Clinic for Vascular and Endovascular Surgery, Military Medical Academy, 11000 Belgrade, Serbia.
World J Gastroenterol. 2012 Nov 14;18(42):6164-7. doi: 10.3748/wjg.v18.i42.6164.
Most primary aortoduodenal fistulas occur in the presence of an aortic aneurysm, which can be part of immunoglobulin G4 (IgG4)-related sclerosing disease. We present a case who underwent endovascular grafting of an aortoduodenal fistula associated with a high serum IgG4 level. A 56-year-old male underwent urgent endovascular reconstruction of an aortoduodenal fistula. The patient received antibiotics and other supportive therapy, and the postoperative course was uneventful, however, elevated levels of serum IgG, IgG4 and C-reactive protein were noted, which normalized after the introduction of steroid therapy. Control computed tomography angiography showed no endoleaks. The primary aortoduodenal fistula may have been associated with IgG4-related sclerosing disease as a possible complication of IgG4-related inflammatory aortic aneurysm. Endovascular grafting of a primary aortoduodenal fistula is an effective and minimally invasive alternative to standard surgical repair.

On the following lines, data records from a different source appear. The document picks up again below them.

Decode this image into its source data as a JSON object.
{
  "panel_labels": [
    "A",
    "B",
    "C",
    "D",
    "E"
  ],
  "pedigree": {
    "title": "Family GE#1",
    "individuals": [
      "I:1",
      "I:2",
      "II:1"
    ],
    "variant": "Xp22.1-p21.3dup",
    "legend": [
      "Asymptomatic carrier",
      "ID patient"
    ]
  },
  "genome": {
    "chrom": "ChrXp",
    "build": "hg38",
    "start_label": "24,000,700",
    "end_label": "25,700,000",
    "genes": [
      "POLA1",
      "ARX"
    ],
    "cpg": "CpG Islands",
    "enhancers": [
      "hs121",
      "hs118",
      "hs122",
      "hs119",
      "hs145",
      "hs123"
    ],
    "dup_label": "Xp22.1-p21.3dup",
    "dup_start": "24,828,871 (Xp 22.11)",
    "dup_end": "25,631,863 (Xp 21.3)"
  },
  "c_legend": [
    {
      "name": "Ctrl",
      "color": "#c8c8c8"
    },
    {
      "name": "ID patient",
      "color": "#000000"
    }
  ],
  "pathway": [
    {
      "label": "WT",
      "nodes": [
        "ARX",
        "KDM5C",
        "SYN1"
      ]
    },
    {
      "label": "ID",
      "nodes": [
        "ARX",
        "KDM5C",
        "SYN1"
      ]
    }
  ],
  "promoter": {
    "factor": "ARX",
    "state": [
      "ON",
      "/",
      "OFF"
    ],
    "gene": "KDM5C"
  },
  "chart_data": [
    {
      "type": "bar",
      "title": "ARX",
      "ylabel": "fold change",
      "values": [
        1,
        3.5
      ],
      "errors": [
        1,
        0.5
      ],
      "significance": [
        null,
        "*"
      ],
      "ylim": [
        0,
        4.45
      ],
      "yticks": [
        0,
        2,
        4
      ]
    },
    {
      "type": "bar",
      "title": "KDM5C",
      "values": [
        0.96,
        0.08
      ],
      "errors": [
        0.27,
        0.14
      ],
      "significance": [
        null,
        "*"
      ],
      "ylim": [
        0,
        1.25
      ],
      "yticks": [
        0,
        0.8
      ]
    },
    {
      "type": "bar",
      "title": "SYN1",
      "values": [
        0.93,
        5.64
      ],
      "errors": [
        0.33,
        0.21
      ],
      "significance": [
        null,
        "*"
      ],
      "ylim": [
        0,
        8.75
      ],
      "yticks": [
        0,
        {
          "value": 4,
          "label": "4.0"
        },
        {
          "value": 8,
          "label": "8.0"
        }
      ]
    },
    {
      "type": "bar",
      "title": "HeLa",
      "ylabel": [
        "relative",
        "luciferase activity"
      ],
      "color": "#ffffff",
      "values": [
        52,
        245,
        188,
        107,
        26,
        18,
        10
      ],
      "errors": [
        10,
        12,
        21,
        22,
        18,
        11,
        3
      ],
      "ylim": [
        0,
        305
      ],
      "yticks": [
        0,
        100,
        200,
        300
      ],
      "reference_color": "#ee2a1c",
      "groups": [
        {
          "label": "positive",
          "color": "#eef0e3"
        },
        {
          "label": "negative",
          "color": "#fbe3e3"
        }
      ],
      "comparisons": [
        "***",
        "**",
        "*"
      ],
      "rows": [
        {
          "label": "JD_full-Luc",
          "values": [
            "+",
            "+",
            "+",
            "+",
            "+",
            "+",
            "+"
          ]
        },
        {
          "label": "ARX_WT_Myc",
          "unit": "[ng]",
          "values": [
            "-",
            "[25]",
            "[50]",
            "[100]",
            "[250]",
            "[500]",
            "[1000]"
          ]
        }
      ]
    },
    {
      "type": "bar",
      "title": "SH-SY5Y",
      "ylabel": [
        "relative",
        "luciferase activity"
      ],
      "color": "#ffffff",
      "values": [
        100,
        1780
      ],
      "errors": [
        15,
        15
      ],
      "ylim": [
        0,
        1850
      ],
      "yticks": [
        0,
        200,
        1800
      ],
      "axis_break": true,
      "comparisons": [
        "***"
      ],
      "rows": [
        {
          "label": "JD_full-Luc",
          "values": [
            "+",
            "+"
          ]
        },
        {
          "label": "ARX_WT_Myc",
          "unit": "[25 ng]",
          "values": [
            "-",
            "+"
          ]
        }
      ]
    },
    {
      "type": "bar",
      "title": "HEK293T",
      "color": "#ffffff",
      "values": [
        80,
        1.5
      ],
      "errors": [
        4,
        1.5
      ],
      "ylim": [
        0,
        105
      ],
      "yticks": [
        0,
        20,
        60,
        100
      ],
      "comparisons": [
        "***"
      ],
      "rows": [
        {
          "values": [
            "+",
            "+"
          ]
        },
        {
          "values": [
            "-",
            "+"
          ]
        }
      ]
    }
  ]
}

大多数原发性主-肠瘘发生于主动脉瘤存在的情况下,而主动脉瘤可能是 IgG4 相关硬化性疾病的一部分。我们报告了一例高血清 IgG4 水平相关的主-肠瘘行腔内修复术的病例。一位 56 岁男性因主-肠瘘而行紧急腔内重建术。患者接受了抗生素和其他支持治疗,术后情况平稳,但检测到血清 IgG、IgG4 和 C 反应蛋白水平升高,在引入类固醇治疗后恢复正常。控制计算机断层血管造影术显示无内漏。原发性主-肠瘘可能与 IgG4 相关硬化性疾病有关,这可能是 IgG4 相关炎症性主动脉瘤的一种并发症。腔内修复术是一种有效且微创的替代标准手术修复的方法。